Post date: Jul 27, 2013 5:19:54 PM
Muslim Brotherhood releases video showing overnight clashes between Egyptian security forces and Mursi supporters.
CAIRO, EGYPT (JULY 27, 2013) (BROTHERHOOD) - Egyptian security forces shot dead dozens of supporters of ousted Islamist President Mohamed Mursi on Saturday (July 27), witnesses said, days after the army chief called for a popular mandate to wipe out "violence and terrorism."
A video handout provided by the Muslim Brotherhood showed riot police firing weapons on top of vehicles. Another clip showed an unknown man firing a weapon and an on-screen strapline saying: "Camera operators targeted by police forces during Al-Azhar university massacre."Reuters cannot independently verify the authenticity of the video.
Men in helmets and black police fatigues fired on crowds gathered before dawn on the fringes of a round-the-clock sit-in near a mosque in northeast Cairo, Mursi's Muslim Brotherhood movement said.
The bloodshed, near the military parade ground where President Anwar Sadat was assassinated in 1981, has rocked a country already struggling with the transition to democracy two years afterHosni Mubarak was swept from power.
A Muslim Brotherhood website said 120 people had been killed and some 4,500 injured. A Reuters reporter counted 36 bodies at one morgue, while health officials said there were a further 21 corpses in two nearby hospitals.

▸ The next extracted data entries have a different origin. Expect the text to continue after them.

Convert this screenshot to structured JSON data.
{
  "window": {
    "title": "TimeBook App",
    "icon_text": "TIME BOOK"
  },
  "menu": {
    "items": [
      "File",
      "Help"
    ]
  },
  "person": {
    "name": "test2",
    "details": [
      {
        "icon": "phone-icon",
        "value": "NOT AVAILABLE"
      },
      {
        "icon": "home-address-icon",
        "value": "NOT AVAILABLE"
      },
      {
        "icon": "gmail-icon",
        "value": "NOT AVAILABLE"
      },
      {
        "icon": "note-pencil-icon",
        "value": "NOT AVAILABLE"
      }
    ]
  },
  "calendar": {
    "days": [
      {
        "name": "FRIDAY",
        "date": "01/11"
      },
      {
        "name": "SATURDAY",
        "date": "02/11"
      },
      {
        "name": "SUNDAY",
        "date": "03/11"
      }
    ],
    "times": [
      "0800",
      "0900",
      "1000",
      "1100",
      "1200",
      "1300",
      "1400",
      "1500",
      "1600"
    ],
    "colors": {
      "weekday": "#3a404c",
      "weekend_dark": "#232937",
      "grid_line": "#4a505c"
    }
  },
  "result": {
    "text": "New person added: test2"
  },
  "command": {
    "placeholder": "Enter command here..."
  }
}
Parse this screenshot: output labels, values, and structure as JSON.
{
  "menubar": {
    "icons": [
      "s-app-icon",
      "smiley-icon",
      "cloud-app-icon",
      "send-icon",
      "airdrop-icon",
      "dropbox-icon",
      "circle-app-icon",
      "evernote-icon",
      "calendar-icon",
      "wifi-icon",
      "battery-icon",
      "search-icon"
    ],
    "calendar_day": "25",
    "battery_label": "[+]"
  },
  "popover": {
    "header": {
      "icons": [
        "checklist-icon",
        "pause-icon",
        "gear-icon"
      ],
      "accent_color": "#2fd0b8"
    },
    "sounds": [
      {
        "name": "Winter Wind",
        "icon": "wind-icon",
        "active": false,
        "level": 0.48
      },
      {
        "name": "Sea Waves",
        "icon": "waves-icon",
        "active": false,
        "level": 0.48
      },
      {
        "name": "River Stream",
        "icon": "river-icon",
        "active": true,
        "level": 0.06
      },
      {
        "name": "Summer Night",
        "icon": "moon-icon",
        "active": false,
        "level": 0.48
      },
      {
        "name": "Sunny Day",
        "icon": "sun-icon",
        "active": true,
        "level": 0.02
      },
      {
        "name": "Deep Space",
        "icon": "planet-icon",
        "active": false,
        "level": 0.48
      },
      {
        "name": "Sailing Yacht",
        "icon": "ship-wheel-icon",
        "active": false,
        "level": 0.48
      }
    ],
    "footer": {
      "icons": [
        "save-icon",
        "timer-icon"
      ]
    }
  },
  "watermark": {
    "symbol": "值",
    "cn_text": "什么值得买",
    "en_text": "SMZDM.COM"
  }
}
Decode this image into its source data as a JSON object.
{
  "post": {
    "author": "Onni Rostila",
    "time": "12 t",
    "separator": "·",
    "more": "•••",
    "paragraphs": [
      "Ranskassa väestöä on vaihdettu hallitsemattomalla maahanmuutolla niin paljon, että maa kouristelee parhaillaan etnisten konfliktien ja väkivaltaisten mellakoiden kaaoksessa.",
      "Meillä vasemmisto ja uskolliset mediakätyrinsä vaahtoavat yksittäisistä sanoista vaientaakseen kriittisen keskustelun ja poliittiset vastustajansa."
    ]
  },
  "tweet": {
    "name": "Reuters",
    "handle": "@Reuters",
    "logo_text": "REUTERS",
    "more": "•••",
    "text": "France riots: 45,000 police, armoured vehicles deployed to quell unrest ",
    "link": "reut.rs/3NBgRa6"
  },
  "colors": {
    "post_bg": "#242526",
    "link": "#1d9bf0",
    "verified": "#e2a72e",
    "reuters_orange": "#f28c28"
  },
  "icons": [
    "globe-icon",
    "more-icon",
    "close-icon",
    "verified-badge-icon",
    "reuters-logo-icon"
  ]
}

Activists rushed blood-spattered casualties into a makeshift hospital. Some were carried in on planks or blankets. One ashen teenager was laid out on the floor, a bullet hole in his head.
Egypt's Interior Minister Mohamed Ibrahim accused the Brotherhood of exaggerating the death toll for political ends. He said only 21 people had died and denied police opened fire.
Ibrahim said local residents living close to the Rabaa al-Adawia mosque vigil had clashed with protesters in the early hours after they had blocked off a major bridge road. He said that police had used teargas to try to break up the fighting.
Well over 200 people have been killed in violence since the army toppled Mursi on July 3, following huge protests against his year in power. The army denies accusations it staged a coup, saying it intervened to prevent national chaos.